I mean, how could I stay here? Is this something I really want to do?
I know the answer to the last question but the first one needs a lot of work.
“You going to be all right?” Lachlan asks me. His voice is so low, so quiet, that I turn away from the drawing room window and look back at him.
He’s got his duffel bag full of rugby gear slung over his shoulder, brow furrowed in concern. After he told me that he wants me to stay, he’s been acting different around me. Like he’s afraid to say anything more, as if it will set me off and running.
I raise my cup of coffee at him. “I’ve got this. I’ll be good.”
“Weather isn’t very nice,” he says and I look back out the window at the rain streaming down.
I shrug. “Perfect day to stay indoors. I’m sad I won’t see you getting all muddy in the field though.”
“Actually we’re at the track today, conditioning,” he says. “You’re welcome to come.”

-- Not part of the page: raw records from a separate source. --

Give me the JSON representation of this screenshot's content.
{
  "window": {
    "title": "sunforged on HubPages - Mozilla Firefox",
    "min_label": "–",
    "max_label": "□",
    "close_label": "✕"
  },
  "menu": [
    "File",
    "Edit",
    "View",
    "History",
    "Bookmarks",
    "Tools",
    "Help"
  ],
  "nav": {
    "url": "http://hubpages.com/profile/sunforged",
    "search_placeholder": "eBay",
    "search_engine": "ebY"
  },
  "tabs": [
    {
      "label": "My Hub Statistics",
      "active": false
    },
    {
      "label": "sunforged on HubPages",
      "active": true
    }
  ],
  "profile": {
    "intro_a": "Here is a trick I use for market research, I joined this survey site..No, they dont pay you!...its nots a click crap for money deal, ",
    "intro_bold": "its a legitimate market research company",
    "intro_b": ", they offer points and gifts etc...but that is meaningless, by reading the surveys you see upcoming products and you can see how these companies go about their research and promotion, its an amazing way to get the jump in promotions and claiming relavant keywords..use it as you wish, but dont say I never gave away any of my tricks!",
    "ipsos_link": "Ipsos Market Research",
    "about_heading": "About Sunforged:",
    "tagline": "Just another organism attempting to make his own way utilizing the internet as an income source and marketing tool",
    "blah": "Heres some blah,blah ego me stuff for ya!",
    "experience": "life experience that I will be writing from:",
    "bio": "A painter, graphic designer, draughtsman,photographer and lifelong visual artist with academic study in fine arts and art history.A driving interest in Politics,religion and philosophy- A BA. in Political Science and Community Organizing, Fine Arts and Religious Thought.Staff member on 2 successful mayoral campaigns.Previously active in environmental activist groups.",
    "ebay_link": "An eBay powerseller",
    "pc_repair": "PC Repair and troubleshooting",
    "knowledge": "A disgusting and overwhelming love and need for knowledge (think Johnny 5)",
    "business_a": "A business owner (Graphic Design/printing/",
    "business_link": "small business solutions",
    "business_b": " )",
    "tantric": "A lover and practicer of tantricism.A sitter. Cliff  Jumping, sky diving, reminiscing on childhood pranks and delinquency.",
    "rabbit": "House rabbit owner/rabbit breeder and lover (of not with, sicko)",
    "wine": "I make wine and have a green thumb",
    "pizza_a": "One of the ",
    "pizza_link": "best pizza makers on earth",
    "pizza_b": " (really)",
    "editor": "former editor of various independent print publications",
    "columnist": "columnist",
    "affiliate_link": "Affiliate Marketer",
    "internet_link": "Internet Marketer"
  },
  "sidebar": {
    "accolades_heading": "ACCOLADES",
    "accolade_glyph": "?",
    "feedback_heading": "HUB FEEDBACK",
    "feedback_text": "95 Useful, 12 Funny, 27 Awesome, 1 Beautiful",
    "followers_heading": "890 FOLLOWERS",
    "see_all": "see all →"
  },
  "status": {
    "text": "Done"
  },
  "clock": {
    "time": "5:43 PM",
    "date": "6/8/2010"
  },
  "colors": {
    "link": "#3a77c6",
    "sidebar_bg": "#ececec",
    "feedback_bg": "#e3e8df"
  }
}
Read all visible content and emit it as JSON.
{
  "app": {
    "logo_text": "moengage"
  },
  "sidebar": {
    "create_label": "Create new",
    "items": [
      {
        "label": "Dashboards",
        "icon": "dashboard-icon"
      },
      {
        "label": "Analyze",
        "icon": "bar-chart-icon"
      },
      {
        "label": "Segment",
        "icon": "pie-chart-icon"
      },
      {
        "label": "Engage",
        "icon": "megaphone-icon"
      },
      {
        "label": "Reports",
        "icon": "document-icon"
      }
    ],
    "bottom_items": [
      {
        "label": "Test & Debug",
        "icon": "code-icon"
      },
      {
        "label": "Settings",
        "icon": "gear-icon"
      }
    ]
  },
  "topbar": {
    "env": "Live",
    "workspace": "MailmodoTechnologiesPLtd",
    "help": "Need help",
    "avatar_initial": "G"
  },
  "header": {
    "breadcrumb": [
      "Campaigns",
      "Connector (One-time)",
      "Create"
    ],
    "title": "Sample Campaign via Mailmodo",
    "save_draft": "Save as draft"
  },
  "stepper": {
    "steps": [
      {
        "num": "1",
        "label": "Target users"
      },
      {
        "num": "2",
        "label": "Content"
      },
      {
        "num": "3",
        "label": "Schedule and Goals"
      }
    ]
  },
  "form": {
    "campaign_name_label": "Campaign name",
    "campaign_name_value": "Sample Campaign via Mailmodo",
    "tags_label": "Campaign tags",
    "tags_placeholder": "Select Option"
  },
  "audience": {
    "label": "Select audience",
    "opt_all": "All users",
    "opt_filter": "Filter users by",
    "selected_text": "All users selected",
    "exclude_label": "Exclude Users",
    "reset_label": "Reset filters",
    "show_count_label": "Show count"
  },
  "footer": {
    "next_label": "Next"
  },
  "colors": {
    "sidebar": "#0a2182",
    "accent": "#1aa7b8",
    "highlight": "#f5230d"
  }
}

I’m not sure that I am, not after the other night. Sometimes I worry that it was me being around his field, around his teammates, that it set him off. I shake my head and give him a small smile. “That’s okay, I have a whole day to lounge around here with the dogs and watch The Vicar of Dibley. Besides, I have to get ready for your gala hoopla and I’ll need a lot of time to get gorgeous.”